According to a report from the Council on Foreign Relations published in March, Russia and China have long had a history of barter trading with each other, and it was especially prevalent pre-fall of the Soviet Union in the 1990s.

Despite this collaboration, the report goes on to state the ties between China and Russia are tenuous at best, with experts noting the alliance has more to do with the rivalry they both have with the United States, rather than a natural friendship. However, the report further notes that the two leaders – Xi Jinping and Vladimir Putin, have a personal friendship with each other.

The economic power between the two nations is also not balanced, with the report pointing out Russia relies more on China for trade supplies.

"Russia depends far more on China than vice versa, which has generated concerns in Moscow. For example, while China has become Russia's No. 1 trade partner, Russia was only China's sixth–largest trade partner as of 2023. Russia also relies on Chinese companies and banks for critical investment in its energy and telecommunications infrastructure," the report states.

During an episode of "Mornings with Maria" on Fox Business, Heritage Foundation's Senior Fellow Michael Pillsbury told host Maria Bartiromo that U.S. House of Representatives Speaker Mike Johnson, R–La, is going to declare a "China week" at the end of September to address growing concerns around Chinese investments.

"Speaker Johnson is going to declare a kind of China week at the end of September. Anybody who wants to bring things to the floor on China is welcome, he's already endorsed … pieces of legislation, they're really quite historic. This is the biggest deal in probably 10 years, it's the biggest deal in a long time from the congress," Pillsbury told Bartiromo.

Pillsbury noted there are Democrats who also support passing legislation to protect American interests from China, who have in recent years been known to spy, and steal intellectual property.

Congress is further considering doing away with a waiver on tariffs for Chinese goods valued under $800. Former President Donald Trump has already hinted he will be raising tariffs on China if he wins the presidential election this coming November.

Pillsbury noted the trade deal between the U.S. and China during Trump's first term was the biggest trade deal in history, but the Chinese are not holding up their end of the bargain to purchase a certain amount of American goods.

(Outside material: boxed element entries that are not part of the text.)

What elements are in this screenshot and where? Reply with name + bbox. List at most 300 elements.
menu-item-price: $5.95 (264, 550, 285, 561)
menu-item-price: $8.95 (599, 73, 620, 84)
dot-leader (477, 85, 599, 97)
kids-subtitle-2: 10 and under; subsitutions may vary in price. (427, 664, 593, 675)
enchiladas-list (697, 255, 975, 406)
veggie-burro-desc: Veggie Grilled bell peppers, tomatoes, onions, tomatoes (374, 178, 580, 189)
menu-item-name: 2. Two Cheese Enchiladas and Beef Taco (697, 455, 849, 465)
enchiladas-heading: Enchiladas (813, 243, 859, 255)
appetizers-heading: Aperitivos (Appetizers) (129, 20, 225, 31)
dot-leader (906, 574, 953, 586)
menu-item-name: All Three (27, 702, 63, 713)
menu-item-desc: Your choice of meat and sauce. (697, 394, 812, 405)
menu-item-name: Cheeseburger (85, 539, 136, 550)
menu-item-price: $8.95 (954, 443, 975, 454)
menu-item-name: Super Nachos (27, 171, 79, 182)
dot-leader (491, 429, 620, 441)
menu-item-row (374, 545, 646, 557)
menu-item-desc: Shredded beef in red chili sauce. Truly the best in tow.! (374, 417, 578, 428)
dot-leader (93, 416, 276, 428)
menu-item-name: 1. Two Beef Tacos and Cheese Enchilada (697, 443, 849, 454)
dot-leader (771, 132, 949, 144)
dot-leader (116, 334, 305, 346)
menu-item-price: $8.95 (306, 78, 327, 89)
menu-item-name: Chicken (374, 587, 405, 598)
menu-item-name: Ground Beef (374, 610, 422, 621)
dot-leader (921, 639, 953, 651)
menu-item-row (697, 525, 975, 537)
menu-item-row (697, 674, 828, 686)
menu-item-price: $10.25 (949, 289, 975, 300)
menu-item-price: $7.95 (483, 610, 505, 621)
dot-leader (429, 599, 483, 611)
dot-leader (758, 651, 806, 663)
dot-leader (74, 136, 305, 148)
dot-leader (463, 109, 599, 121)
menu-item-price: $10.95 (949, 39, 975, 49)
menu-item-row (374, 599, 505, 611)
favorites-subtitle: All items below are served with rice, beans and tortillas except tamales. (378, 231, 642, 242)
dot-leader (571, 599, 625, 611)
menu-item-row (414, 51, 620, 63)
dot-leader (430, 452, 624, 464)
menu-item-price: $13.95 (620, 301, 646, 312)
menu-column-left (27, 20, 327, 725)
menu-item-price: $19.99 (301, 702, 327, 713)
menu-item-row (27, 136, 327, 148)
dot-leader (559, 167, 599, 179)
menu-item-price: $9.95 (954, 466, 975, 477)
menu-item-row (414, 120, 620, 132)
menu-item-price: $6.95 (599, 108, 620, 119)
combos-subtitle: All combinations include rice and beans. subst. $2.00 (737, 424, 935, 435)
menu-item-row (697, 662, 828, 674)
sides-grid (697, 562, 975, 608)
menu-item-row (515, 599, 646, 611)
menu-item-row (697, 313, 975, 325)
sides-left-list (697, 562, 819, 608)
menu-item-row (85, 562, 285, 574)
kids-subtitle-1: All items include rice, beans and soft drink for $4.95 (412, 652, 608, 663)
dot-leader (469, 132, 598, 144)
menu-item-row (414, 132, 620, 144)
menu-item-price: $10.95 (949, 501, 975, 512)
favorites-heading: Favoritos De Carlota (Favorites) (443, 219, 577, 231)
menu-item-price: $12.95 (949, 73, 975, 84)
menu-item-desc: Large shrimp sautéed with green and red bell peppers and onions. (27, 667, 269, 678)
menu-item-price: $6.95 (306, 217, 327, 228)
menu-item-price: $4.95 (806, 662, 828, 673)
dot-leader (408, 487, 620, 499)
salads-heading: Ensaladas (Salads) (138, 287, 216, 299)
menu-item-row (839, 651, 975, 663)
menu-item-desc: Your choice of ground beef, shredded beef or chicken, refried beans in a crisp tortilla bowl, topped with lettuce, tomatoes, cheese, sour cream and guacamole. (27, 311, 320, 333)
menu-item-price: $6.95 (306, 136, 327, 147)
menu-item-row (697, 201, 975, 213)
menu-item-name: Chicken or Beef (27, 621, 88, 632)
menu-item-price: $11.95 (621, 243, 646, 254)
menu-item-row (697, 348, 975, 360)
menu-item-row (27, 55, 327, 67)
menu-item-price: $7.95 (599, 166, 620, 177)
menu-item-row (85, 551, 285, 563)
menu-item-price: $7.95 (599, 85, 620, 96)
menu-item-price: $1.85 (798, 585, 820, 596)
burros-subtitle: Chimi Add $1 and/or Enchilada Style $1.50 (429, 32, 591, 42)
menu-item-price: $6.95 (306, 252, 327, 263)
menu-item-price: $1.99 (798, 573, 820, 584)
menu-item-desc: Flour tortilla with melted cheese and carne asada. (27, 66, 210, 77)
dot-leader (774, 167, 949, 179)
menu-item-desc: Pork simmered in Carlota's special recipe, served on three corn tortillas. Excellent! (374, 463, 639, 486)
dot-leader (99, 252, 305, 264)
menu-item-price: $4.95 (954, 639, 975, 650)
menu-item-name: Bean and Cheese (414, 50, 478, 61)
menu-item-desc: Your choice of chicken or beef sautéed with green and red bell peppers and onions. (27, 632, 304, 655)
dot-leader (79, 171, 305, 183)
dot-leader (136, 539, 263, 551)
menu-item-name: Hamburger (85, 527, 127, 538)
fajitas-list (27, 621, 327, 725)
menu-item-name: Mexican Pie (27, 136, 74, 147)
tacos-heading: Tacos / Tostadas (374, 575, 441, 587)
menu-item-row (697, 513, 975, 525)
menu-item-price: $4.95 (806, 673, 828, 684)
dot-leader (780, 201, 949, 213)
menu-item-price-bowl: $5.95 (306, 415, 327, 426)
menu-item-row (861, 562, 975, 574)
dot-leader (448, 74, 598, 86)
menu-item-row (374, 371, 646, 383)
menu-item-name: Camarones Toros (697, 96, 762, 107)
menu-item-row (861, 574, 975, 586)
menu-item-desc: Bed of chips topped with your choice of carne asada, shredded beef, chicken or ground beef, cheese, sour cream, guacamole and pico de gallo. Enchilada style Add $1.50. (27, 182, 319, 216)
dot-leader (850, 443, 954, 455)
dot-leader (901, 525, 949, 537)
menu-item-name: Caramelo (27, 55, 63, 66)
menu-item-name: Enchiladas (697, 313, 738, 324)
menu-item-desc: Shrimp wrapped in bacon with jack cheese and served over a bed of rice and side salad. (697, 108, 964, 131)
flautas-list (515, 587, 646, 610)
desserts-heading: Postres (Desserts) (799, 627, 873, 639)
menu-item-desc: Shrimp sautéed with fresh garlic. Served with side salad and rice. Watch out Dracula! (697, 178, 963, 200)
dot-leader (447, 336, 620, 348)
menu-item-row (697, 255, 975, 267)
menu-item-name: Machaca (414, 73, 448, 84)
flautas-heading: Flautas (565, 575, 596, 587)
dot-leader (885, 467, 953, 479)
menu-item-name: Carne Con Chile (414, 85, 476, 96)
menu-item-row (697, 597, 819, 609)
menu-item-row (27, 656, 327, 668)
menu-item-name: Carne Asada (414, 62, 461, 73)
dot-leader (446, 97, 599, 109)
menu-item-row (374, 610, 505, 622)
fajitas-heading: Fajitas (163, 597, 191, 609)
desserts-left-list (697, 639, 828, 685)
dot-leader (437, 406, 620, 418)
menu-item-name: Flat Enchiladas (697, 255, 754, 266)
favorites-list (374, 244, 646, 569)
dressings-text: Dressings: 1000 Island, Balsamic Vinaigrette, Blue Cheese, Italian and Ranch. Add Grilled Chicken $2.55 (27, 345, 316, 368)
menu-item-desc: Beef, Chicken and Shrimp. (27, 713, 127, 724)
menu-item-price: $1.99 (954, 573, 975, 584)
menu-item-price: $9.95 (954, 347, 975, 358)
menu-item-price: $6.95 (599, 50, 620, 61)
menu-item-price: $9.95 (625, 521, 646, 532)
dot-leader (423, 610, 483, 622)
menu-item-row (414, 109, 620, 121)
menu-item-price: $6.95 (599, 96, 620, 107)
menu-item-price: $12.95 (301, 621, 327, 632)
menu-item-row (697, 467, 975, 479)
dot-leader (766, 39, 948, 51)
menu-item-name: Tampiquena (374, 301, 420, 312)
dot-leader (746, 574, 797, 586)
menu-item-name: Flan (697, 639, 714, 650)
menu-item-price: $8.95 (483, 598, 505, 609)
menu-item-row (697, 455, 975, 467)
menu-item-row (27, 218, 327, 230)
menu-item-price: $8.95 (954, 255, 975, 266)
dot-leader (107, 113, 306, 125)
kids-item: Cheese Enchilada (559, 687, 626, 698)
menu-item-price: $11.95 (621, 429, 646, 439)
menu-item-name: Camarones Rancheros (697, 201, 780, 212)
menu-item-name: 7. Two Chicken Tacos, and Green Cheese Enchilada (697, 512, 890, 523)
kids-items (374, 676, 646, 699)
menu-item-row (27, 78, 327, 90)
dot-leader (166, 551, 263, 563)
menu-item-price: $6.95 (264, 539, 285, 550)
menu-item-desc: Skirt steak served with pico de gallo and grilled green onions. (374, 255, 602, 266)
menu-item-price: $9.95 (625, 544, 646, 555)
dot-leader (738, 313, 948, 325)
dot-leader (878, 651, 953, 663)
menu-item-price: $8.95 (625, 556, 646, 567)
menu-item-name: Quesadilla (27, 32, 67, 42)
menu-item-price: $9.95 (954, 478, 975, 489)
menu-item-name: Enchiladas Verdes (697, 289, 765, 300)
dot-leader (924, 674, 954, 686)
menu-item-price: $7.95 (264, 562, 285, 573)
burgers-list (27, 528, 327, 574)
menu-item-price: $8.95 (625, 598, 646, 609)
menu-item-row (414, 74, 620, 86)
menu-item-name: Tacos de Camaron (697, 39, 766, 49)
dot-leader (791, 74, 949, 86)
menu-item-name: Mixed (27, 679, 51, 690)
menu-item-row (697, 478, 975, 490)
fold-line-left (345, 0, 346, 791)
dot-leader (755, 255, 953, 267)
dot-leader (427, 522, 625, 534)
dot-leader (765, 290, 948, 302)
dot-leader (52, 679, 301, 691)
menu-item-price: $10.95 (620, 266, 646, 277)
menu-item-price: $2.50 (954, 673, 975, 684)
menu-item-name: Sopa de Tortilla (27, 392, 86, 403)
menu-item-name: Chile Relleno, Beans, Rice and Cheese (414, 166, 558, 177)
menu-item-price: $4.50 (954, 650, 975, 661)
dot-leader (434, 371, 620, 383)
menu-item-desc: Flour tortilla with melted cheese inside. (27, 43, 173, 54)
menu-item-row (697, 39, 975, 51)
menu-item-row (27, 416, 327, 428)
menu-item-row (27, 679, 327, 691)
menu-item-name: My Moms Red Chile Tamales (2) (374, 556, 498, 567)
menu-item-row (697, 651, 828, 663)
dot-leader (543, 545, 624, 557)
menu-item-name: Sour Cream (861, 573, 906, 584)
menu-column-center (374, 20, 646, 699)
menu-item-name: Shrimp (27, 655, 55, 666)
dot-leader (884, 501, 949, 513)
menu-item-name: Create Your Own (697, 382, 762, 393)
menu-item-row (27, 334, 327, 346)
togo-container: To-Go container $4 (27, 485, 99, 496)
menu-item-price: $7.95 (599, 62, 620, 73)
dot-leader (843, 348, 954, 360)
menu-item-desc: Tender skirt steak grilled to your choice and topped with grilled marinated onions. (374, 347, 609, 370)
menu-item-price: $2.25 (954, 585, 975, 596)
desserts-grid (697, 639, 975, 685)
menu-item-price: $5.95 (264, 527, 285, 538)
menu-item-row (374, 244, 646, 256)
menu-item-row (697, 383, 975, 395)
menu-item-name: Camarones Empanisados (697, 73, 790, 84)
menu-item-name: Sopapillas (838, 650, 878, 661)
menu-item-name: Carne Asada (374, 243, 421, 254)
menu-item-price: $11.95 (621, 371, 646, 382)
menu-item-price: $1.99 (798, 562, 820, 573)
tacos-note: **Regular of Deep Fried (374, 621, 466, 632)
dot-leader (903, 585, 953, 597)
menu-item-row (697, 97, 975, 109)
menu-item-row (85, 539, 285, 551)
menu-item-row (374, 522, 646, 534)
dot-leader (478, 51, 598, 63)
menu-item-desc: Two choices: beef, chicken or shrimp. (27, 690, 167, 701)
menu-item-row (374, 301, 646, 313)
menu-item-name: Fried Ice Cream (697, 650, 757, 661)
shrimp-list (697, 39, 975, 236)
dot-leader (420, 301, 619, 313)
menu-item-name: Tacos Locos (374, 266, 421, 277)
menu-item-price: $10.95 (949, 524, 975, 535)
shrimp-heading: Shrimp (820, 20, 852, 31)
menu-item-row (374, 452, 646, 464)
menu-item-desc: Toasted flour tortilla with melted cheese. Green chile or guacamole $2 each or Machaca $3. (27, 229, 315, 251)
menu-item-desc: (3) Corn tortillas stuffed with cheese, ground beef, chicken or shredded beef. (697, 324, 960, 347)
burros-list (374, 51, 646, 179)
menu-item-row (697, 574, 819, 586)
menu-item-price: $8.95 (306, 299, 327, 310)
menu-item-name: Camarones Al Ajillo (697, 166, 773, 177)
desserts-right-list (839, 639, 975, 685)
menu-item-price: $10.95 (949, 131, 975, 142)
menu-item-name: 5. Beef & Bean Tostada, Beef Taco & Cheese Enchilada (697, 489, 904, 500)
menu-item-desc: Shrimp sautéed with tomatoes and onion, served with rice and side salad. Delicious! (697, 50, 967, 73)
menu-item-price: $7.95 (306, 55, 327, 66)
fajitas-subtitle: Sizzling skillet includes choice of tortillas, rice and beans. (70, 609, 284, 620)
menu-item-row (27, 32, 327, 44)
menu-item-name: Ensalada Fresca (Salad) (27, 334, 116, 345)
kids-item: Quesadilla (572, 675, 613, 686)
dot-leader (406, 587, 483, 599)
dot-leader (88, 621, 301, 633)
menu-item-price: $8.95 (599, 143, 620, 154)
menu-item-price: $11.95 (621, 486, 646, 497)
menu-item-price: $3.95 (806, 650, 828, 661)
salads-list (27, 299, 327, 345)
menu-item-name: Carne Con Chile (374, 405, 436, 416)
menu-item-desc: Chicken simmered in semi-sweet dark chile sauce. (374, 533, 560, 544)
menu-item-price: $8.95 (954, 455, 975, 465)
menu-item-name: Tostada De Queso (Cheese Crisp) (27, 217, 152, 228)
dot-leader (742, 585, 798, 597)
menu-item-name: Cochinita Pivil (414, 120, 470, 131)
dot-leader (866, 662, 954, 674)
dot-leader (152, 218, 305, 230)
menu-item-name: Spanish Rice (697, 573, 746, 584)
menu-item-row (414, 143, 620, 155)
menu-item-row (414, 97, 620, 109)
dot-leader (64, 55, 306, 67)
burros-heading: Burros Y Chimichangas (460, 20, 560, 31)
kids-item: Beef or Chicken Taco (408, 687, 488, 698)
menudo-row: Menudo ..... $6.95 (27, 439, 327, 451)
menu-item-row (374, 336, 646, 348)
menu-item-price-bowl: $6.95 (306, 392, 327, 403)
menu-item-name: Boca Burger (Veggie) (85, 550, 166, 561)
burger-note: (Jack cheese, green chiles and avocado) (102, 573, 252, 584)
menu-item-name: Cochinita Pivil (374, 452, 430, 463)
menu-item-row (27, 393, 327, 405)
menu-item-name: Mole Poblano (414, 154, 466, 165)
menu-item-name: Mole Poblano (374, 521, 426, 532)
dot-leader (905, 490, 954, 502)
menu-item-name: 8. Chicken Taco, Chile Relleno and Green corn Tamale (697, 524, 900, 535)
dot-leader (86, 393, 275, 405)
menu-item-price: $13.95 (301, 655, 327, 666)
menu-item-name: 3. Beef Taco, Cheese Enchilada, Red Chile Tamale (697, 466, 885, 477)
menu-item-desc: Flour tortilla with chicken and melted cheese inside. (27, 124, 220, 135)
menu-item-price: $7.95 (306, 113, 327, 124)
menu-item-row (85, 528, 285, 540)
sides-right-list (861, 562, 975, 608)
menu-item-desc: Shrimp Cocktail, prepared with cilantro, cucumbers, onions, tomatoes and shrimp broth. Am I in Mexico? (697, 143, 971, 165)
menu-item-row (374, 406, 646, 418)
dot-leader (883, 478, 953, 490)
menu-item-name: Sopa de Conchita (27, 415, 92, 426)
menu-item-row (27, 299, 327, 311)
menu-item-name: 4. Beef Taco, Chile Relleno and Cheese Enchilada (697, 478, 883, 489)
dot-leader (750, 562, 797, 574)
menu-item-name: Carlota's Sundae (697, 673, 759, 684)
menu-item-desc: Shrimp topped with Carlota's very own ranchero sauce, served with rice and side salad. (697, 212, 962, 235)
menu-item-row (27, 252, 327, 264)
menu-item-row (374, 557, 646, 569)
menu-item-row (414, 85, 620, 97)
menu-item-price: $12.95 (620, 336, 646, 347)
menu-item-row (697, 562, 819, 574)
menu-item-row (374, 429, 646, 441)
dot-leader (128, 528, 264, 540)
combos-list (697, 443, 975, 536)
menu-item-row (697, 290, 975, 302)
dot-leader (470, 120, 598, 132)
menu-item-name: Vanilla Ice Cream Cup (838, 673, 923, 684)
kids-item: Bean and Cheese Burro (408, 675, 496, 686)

"That trade deal is the largest in history, it's got the two biggest economies, China and the U.S., agreeing to 100 pages of new rules, but as you know Maria, the Biden administration did not enforce it. The Chinese did not make the $200 billion in purchases they promised in writing. Biden did nothing about it, and worst of all, the Biden team has not been successful in getting the talks going again, the Chinese just cold shouldered them," Pillsbury said.

Pillsbury further stated China is giving tax breaks to companies who push fentanyl into America.

"We also don't have good information, other than intelligence sources, on how big the fentanyl problem is, which Mexican cartels are behind it, who in China does the actual cooking of the product. I think you know about their website. The Chinese give tax breaks to companies who push fentanyl to America. It's pretty outrageous. It's one of the findings of the House Select Committee that's been largely ignored," Pillsbury said.

U.S. officials are visiting China this week to talk about economic stability and curb the flow of fentanyl into the U.S. – the controversy around China's business dealings has resulted in a total of $15 billion being pulled out of China by foreign investors in the second quarter of 2024, according to Bartiromo.